Dougal had arranged to meet Liz Brooks at the cottage at ten o'clock. That left him forty-five minutes to grab some breakfast. Rather than head for one of the cafés on Driftwood Lane, he drove to the trailer park on the eastern edge of town.

He stopped his car out front of the doublewide where he'd grown up. He stared at the door, remembering all the times he'd seen his mother standing there—there— calling out for him and Jamie to come in for dinner. He could also picture her at the mailbox, hand on one hip, frowning at the bills. And watering the geraniums she always planted in the front window box.

Red blooms flowered there now. Jamie must have kept up the tradition.
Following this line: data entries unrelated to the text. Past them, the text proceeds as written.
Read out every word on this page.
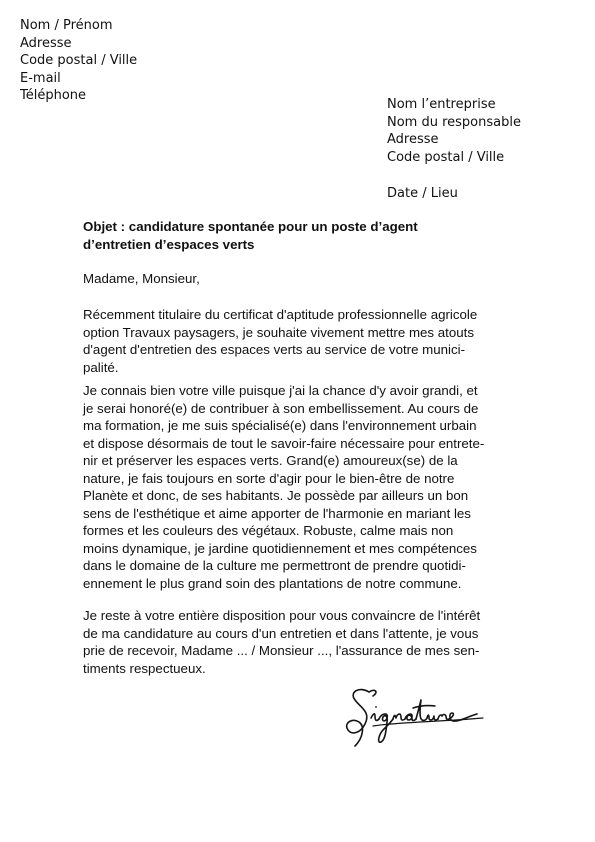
Nom / Prénom
Adresse
Code postal / Ville
E-mail
Téléphone
Nom l’entreprise
Nom du responsable
Adresse
Code postal / Ville
Date / Lieu
Objet : candidature spontanée pour un poste d’agent
d’entretien d’espaces verts
Madame, Monsieur,
Récemment titulaire du certificat d'aptitude professionnelle agricole
option Travaux paysagers, je souhaite vivement mettre mes atouts
d'agent d'entretien des espaces verts au service de votre munici-
palité.
Je connais bien votre ville puisque j'ai la chance d'y avoir grandi, et
je serai honoré(e) de contribuer à son embellissement. Au cours de
ma formation, je me suis spécialisé(e) dans l'environnement urbain
et dispose désormais de tout le savoir-faire nécessaire pour entrete-
nir et préserver les espaces verts. Grand(e) amoureux(se) de la
nature, je fais toujours en sorte d'agir pour le bien-être de notre
Planète et donc, de ses habitants. Je possède par ailleurs un bon
sens de l'esthétique et aime apporter de l'harmonie en mariant les
formes et les couleurs des végétaux. Robuste, calme mais non
moins dynamique, je jardine quotidiennement et mes compétences
dans le domaine de la culture me permettront de prendre quotidi-
ennement le plus grand soin des plantations de notre commune.
Je reste à votre entière disposition pour vous convaincre de l'intérêt
de ma candidature au cours d'un entretien et dans l'attente, je vous
prie de recevoir, Madame ... / Monsieur ..., l'assurance de mes sen-
timents respectueux.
For some reason Jamie never minded growing up dirt poor the way they had. She'd laughed off taunts about living in a trailer and wearing cast-off clothing.
He had always admired, and slightly envied, his sister's sunny attitude. He'd tried his best to adopt it. But he'd hated feeling different— inferior. It wasn't just that they were poor.

But his father was bad. Evil. Dougal had been sixteen when his father had gone to jail for killing his second wife. He'd seen the looks in the eyes of his teachers and the parents of the other kids at school.

He'd known what they were thinking. The apple doesn't fall far from the tree. He couldn't wait to finish with school so he could leave this place. But the trailer, itself, wasn't as awful as he remembered.